Regarding getting the listing removed prior to the 48-hour expiry,
you have therefore appealed to the highest of authorities ...
you're lucky that you even know who that authority's name is,
and that he is willing to even read/respond (even if its internally
As for problem and correction: there isn't any problem on
SpamCop's side and therefore nothing to correct.
> > > Ya know, there are times when I do consider terminating
> > > my ages-old paid SpamCop membership, and this would
> > > be one of them.
> > This is called churn. We all have reasons why we choose
> > to participate and why we choose to stop participating.
> So... Your solution is to ask those who complain about the
> system to leave, rather than fix the system. Interesting...
> but not very productive in the long run.
I'm not asking you or even suggesting you leave ...
My point is that each of us that use SpamCop do so because
we were drawn to do so for whatever personal reason ...
Some are free reporters - others contribute as "members"
in additional support of the cause.
And at times ... new people use the facilities ...
and some stop using them. And always, for their own personal
Same thing for the subset of SpamCop users in these newsgroups.
If the SpamCop listing and handling of this issue
you were recently involved with is found to be
distasteful - the decision to stop submitting information
to SpamCop, discussing in these groups or even using
the SpamCop black list on your own mail server ...
is your decision!
> > (As well as the state of spamming.) Honestly, I think getting
> > things on the list faster is more important - with multi-megabit
> > broadband connections, exploited hijacked infected systems,
> > spammers that have large /20 networks with plenty of addresses
> > to spread their spew runs across, etc. ... I think SpamCop is
> > being a bit consertative compared to what may really need
> > to be done.
> Conservative...? When the disclaimer from SpamCop itself recommends
> that the blocklist not be used for production? Oy...

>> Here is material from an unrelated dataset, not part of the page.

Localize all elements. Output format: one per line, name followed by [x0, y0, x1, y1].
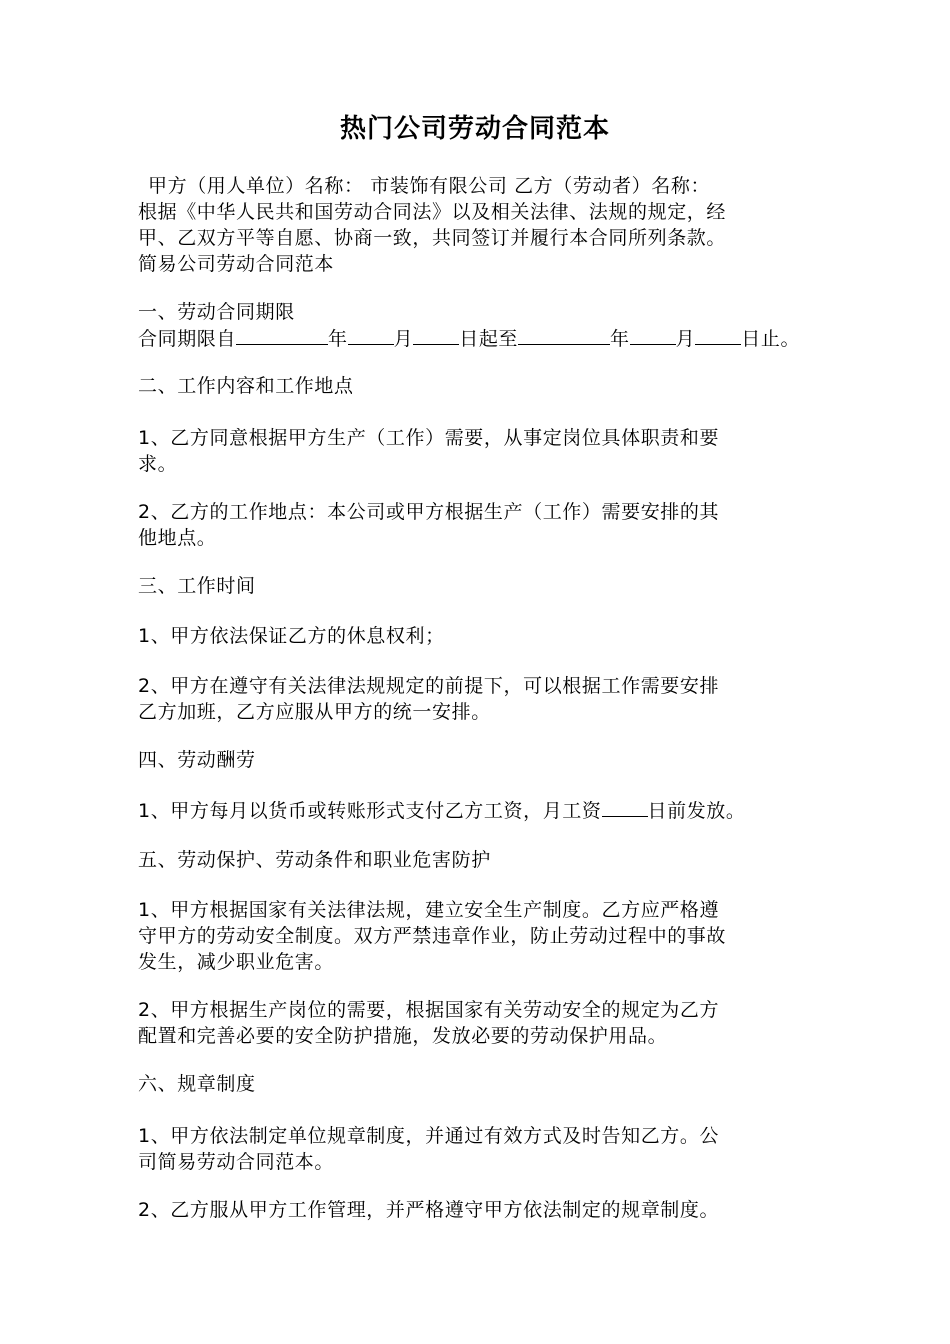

Yea - I don't know why have the stuff on SpamCop's web
site is there ... its a great system - in a horrible wrapper.
But the reality is the system works, and is widely used.
That comment you are referring to - its been there as
long as I can remember. Its possible its been there from
day one - when SpamCop was an experimental system.
But as you're well aware, SpamCop has grown ...
now Akimaized ... and looking to expand its black list mirrors.
Possibly one of the largest black lists used on the planet ...
What I was trying to say in my comment ...
about being conservative ... is that I think due to today's
spammer tactics - SpamCop's black listings IMO should
stick around LONGER, e.g., if you get listed - you get to
stay on 72 hours or even longer if receipt by a spam trap.